Leveraging Data and Feature Engineering for Credit Risk Assessment: A Comprehensive Analysis

4 min readApr 1, 2024

Introduction

Credit risk assessment plays a pivotal role in financial institutions, enabling them to evaluate the creditworthiness of potential borrowers and minimize the likelihood of default. In this project, we embark on a journey to develop a predictive model that can effectively identify individuals at a higher risk of defaulting on their credit obligations. Leveraging advanced machine learning algorithms and rigorous feature engineering, we aim to enhance the accuracy and reliability of our credit risk assessment framework.

Data Reading and Preprocessing

Our journey begins with the acquisition of raw data comprising information about borrowers’ credit profiles. We utilize the pandas library in Python to read the data from CSV files and perform initial data exploration. The preprocessing stage involves handling missing values, duplications, and outlier detection.

import pandas as pd

# Read the training and test data
df_train = pd.read_csv("cs-training.csv").drop(['Unnamed: 0'], axis=1)
df_test = pd.read_csv("cs-test.csv").drop(['Unnamed: 0'], axis=1)

# Display the training data
print("Training data:")
print(df_train.head())

# Display the test data
print("Test data:")
print(df_test.head())

Handle Missing Values

We used various strategies to handle missing values, including imputation techniques based on statistical measures such as mean, median, and mode. Additionally, we analyze the distribution of missing values across different features and devise tailored approaches to address them effectively.

# Handle missing values
def findMiss(df):
    return round(df.isnull().sum() / df.shape[0] * 100, 2)

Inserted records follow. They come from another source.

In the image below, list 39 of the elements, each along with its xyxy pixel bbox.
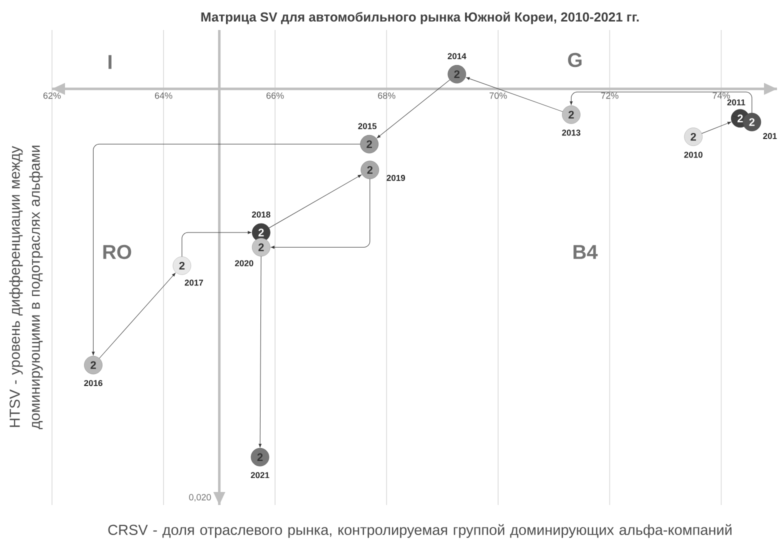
annotation: 2017	[184, 280, 204, 286]
annotation: 2	[366, 140, 372, 148]
annotation: RO	[103, 244, 132, 260]
chart-title: Матрица SV для автомобильного рынка Южной Кореи, 2010-2021 гг.	[201, 12, 639, 24]
x-tick-label: 66%	[266, 92, 284, 99]
annotation: 2	[179, 262, 185, 270]
annotation: 2015	[358, 123, 377, 130]
annotation: 2	[690, 132, 696, 141]
x-axis-title: CRSV - доля отраслевого рынка, контролируемая группой доминирующих альфа-компаний	[108, 524, 732, 538]
text: 2021	[250, 472, 270, 478]
text: 2014	[448, 53, 466, 60]
x-tick-label: 72%	[601, 92, 618, 99]
x-tick-label: 62%	[43, 92, 61, 99]
annotation: 2011	[727, 99, 746, 106]
x-tick-label: 74%	[712, 92, 730, 99]
annotation: 2	[738, 114, 743, 122]
annotation: 201	[763, 133, 777, 140]
annotation: 2013	[562, 130, 580, 136]
text: 0,020	[189, 494, 211, 502]
annotation: 2020	[234, 260, 254, 266]
annotation: 2	[258, 243, 264, 252]
x-tick-label: 70%	[490, 92, 507, 99]
annotation: 2	[568, 110, 574, 119]
annotation: 2019	[386, 174, 406, 181]
annotation: 2	[258, 228, 264, 236]
y-axis-title: HTSV - уровень дифференциации между доминирующими в подотраслях альфами	[9, 146, 43, 430]
annotation: 2010	[684, 152, 702, 158]
annotation: 2	[90, 361, 96, 369]
text: G	[568, 52, 582, 68]
annotation: 2	[367, 166, 373, 174]
x-tick-label: 68%	[378, 92, 396, 99]
annotation: 2	[454, 70, 460, 78]
annotation: 2	[749, 118, 755, 126]
text: I	[108, 55, 112, 69]
annotation: 2016	[84, 380, 102, 386]
annotation: 2018	[252, 212, 270, 218]
annotation: 2	[257, 453, 263, 461]
x-tick-label: 64%	[154, 92, 172, 99]
annotation: B4	[574, 245, 598, 259]
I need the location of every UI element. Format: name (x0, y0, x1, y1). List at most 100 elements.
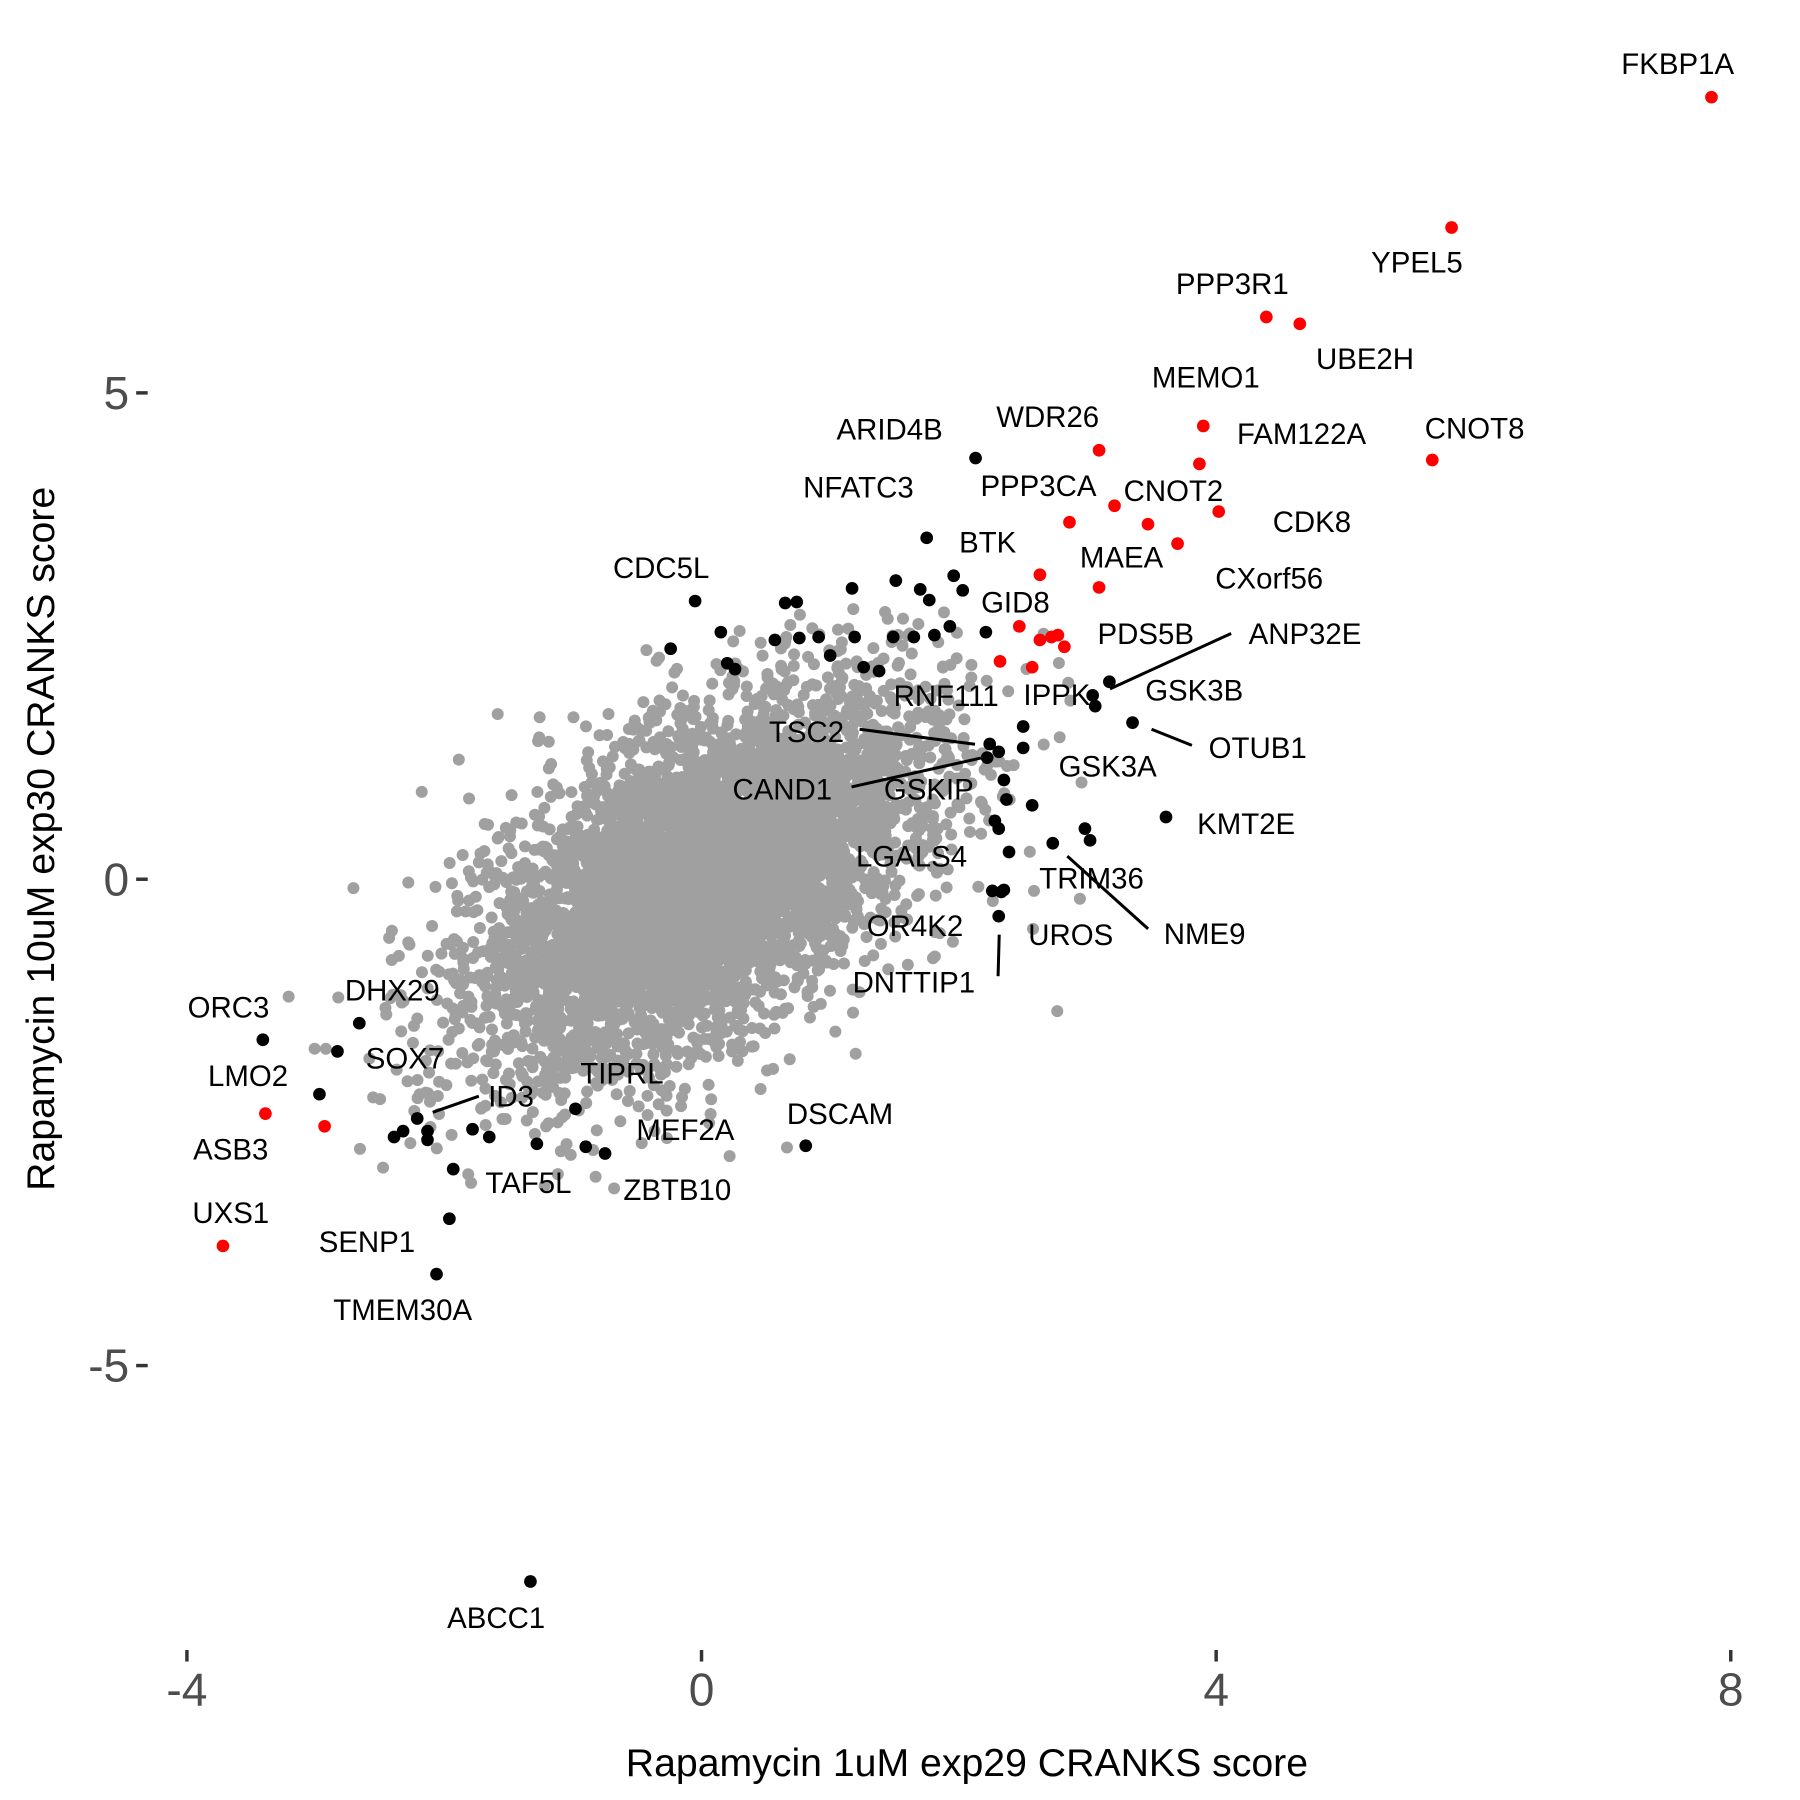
background-point (515, 1066, 528, 1079)
background-point (965, 658, 978, 671)
background-point (533, 711, 546, 724)
background-point (595, 878, 608, 891)
background-point (835, 636, 848, 649)
background-point (407, 1019, 420, 1032)
background-point (660, 1132, 673, 1145)
background-point (539, 1088, 552, 1101)
background-point (421, 949, 434, 962)
background-point (854, 854, 867, 867)
background-point (648, 1124, 661, 1137)
background-point (704, 1107, 717, 1120)
background-point (739, 713, 752, 726)
background-point (515, 817, 528, 830)
background-point (938, 743, 951, 756)
background-point (993, 755, 1006, 768)
background-point (1073, 892, 1086, 905)
background-point (924, 751, 937, 764)
background-point (395, 1025, 408, 1038)
background-point (703, 694, 716, 707)
background-point (551, 1116, 564, 1129)
background-point (860, 931, 873, 944)
background-point (681, 1045, 694, 1058)
background-point (491, 832, 504, 845)
background-point (464, 871, 477, 884)
background-point (653, 796, 666, 809)
background-point (929, 889, 942, 902)
background-point (588, 823, 601, 836)
background-point (807, 1000, 820, 1013)
background-point (751, 692, 764, 705)
background-point (426, 919, 439, 932)
background-point (415, 785, 428, 798)
background-point (505, 789, 518, 802)
background-point (867, 642, 880, 655)
background-point (952, 699, 965, 712)
background-point (1027, 922, 1040, 935)
background-point (640, 644, 653, 657)
background-point (538, 801, 551, 814)
background-point (423, 1066, 436, 1079)
background-point (622, 722, 635, 735)
background-point (799, 954, 812, 967)
background-point (1002, 685, 1015, 698)
background-point (485, 1045, 498, 1058)
background-point (402, 876, 415, 889)
background-point (473, 1037, 486, 1050)
background-point (481, 990, 494, 1003)
background-point (710, 762, 723, 775)
background-point (472, 856, 485, 869)
background-point (871, 872, 884, 885)
background-point (963, 812, 976, 825)
background-point (537, 820, 550, 833)
background-point (476, 873, 489, 886)
background-point (491, 708, 504, 721)
background-point (541, 1005, 554, 1018)
background-point (442, 1033, 455, 1046)
background-point (1051, 1005, 1064, 1018)
background-point (637, 696, 650, 709)
background-point (793, 608, 806, 621)
background-point (446, 1002, 459, 1015)
background-point (776, 693, 789, 706)
background-point (450, 905, 463, 918)
background-point (791, 974, 804, 987)
background-point (640, 724, 653, 737)
background-point (476, 1073, 489, 1086)
background-point (852, 819, 865, 832)
background-point (775, 663, 788, 676)
background-point (879, 825, 892, 838)
background-point (445, 1128, 458, 1141)
background-point (926, 860, 939, 873)
background-point (469, 890, 482, 903)
background-point (456, 952, 469, 965)
background-point (723, 1150, 736, 1163)
background-point (926, 810, 939, 823)
background-point (754, 1083, 767, 1096)
background-point (706, 677, 719, 690)
background-point (1075, 776, 1088, 789)
background-point (641, 1089, 654, 1102)
background-point (528, 843, 541, 856)
background-point (740, 690, 753, 703)
background-point (506, 905, 519, 918)
background-point (544, 790, 557, 803)
background-point (807, 658, 820, 671)
background-point (557, 958, 570, 971)
background-point (605, 887, 618, 900)
background-point (960, 792, 973, 805)
background-point (984, 768, 997, 781)
background-point (528, 808, 541, 821)
background-point (480, 999, 493, 1012)
background-point (889, 930, 902, 943)
background-point (433, 1075, 446, 1088)
background-point (614, 1115, 627, 1128)
background-point (820, 693, 833, 706)
background-point (542, 1117, 555, 1130)
background-point (561, 1051, 574, 1064)
background-point (579, 720, 592, 733)
background-point (448, 933, 461, 946)
background-point (530, 1000, 543, 1013)
background-point (682, 1058, 695, 1071)
background-point (771, 975, 784, 988)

missing_percentage = findMiss(df_train)
print("Percentage of missing values:")
print(missing_percentage)

Feature Engineering

Feature engineering emerges as a crucial aspect of our project, as it involves the transformation and creation of new features to improve the predictive performance of our model. We delve into the following key feature engineering techniques:

1. Imputation of Missing Values

By carefully imputing missing values in critical features such as monthly income and number of dependents, we ensure that our dataset is robust and representative of the underlying population. Missing values in crucial features such as ‘NumberOfDependents’ and ‘MonthlyIncome’ can significantly impact model performance. We employ various strategies to handle missing values effectively:

# Impute missing values with appropriate techniques
# For 'NumberOfDependents', we fill missing values with 0 as it signifies no dependents.
# For 'MonthlyIncome', we fill missing values with 0 initially, then with median values for non-missing values.
fam_miss['NumberOfDependents'] = fam_miss['NumberOfDependents'].fillna(0)
fam_miss['MonthlyIncome'] = fam_miss['MonthlyIncome'].fillna(0)
fam_nmiss['MonthlyIncome'] = fam_nmiss['MonthlyIncome'].fillna(fam_nmiss['MonthlyIncome'].median())

2. Handling Outliers

Identification and handling of outliers in features such as revolving utilization of unsecured lines and debt ratio are essential to prevent skewness and improve the model’s generalization capability.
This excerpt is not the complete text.